A tour of Jacob’s boat opened Karen’s eye’s to what was possible on a boat, and how much things change with just a little bit extra length. The galley was bigger, the aft cabin had a full sized bed you could get into from either side. There was a small workshop. Six more feet of length and the boat’s feel changed completely.
“Just for laughs” we contacted a local boat broker and looked at what he had for sale. While we saw possibilities, nothing really lit our fire about being right for us. I have been treating this as kind of an exercise, not really expecting anything to come from it. When Karen asks me what boat I could have if I had the choice of any. I named a few, and we went off looking on YachtWorld.com.

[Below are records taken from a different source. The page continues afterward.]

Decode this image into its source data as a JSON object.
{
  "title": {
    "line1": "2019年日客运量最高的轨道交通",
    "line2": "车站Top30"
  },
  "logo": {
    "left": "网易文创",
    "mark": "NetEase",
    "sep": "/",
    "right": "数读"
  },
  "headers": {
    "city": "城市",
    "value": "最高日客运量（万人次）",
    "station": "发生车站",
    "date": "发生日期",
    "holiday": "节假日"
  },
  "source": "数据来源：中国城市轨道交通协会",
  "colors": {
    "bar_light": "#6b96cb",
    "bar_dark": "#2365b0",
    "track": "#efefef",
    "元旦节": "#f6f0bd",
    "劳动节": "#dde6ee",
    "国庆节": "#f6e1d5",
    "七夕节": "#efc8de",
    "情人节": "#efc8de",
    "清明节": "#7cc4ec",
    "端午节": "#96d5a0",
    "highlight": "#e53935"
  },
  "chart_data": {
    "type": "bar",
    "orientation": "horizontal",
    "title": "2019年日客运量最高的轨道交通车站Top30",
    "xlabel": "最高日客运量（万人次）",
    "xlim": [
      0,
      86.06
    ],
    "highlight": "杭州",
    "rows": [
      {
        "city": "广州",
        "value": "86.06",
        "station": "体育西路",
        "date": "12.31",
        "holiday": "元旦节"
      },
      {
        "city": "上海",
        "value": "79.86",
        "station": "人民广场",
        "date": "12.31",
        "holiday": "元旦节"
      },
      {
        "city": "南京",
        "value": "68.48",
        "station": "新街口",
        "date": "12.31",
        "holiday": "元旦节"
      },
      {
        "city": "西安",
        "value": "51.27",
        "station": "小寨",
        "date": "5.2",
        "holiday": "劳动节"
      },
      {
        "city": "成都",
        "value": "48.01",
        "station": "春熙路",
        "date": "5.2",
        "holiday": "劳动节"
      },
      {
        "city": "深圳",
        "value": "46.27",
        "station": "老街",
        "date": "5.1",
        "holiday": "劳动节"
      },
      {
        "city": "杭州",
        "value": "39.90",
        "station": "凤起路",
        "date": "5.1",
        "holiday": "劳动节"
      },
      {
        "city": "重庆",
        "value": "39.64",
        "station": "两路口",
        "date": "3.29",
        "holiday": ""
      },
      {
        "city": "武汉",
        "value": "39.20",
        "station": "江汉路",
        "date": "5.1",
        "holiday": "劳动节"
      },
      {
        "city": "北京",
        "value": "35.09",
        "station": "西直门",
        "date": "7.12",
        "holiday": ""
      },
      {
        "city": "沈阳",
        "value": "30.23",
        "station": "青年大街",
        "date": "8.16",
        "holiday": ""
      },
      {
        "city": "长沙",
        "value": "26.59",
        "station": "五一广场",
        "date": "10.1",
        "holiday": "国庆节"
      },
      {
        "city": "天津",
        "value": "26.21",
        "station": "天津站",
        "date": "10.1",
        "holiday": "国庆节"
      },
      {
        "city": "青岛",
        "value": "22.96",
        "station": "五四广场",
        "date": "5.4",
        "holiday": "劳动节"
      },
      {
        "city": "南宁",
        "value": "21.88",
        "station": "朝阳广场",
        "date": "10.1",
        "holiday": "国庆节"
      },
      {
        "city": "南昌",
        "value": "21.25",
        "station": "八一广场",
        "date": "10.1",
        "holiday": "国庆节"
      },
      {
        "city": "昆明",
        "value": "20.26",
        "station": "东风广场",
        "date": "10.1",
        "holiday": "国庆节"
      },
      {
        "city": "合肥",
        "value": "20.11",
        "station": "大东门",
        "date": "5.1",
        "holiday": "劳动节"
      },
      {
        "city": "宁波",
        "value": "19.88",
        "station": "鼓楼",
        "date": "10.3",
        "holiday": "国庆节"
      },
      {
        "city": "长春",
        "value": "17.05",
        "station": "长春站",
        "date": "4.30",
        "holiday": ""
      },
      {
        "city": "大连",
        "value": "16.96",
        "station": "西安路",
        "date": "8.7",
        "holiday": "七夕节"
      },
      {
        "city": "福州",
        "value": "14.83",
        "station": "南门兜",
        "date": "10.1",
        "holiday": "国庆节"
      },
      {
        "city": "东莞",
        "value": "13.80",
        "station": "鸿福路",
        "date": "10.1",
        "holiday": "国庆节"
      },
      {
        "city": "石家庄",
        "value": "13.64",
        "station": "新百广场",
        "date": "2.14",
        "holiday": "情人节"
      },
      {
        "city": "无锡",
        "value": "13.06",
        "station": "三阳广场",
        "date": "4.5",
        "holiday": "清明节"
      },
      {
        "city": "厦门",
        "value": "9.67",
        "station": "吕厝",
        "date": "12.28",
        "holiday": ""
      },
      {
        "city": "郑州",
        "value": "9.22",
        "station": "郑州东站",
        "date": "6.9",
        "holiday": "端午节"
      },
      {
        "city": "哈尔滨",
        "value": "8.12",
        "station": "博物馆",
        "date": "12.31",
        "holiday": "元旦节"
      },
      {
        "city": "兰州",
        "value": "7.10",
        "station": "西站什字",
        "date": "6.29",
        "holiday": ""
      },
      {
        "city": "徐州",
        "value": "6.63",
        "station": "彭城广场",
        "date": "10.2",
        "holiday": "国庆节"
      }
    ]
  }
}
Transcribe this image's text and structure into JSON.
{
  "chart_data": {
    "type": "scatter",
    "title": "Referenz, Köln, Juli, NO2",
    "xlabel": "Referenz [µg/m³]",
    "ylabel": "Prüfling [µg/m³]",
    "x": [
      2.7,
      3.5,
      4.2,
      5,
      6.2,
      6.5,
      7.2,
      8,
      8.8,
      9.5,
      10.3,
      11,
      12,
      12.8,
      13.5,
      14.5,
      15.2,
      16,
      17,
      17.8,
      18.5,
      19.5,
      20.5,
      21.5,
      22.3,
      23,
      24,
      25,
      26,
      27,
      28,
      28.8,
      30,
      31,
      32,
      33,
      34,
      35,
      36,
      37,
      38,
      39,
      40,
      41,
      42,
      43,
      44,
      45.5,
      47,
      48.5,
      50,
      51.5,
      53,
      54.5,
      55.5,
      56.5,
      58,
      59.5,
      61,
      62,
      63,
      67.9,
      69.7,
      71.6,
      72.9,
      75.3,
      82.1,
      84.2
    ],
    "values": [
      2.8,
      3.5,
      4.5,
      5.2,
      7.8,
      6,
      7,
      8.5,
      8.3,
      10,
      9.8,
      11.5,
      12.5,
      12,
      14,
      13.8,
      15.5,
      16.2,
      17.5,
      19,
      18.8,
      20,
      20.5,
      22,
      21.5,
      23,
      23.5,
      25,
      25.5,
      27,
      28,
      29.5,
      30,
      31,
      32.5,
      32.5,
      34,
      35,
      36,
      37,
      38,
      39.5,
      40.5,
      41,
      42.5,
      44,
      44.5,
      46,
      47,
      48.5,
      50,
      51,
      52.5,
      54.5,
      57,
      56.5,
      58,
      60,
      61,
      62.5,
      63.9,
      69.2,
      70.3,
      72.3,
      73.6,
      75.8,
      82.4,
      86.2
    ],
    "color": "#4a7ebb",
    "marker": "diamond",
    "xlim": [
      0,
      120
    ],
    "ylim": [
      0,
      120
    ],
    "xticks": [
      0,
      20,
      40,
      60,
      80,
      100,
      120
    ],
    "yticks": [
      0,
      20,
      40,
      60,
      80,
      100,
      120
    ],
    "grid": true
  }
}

Among sailors, YachtWorld.com is known as “boat porn”. You can see virtually all the boats for sale in the world, complete with all the pretty pictures. Running through all the choices that any traditionally minded voyaging sailor would drool over—we had great fun. Hylas, Valiant, Swan, Hinkley, Gozzard, Tartan, Morris, Amel, Pacific Seacraft, Tayana, Island Packet.
One soon stood out as being a relative bargain, a spectacular boat, and one with almost a cult following. The Amel Super Maramu. A few weeks of looking and… we found our dream boat. In (can you guess?) Fort Lauderdale! It’s a long story, but here we are. Yesterday was the survey (not a single discrepancy found!) and we’ll be closing the deal at the end of next week.
We’ll be posting lots more about our new dream home next week after we take formal possession.
The same day we had our offer accepted on the Amel, I got an acceptable offer on the Fetchin’ Ketch! That deal is moving a bit slower, but I think she is going to go to a great new home.
Anybody who has sold a home where they have lived for a LONG time will understand that it is a time of greatly mixed emotions. I have lived on Fetchin’ Ketch for 17 years–longer than I have lived anywhere. In many ways the great boat she is today is because of the upgrades repairs and modifications I have made over the last decade and a half. I’ll miss her.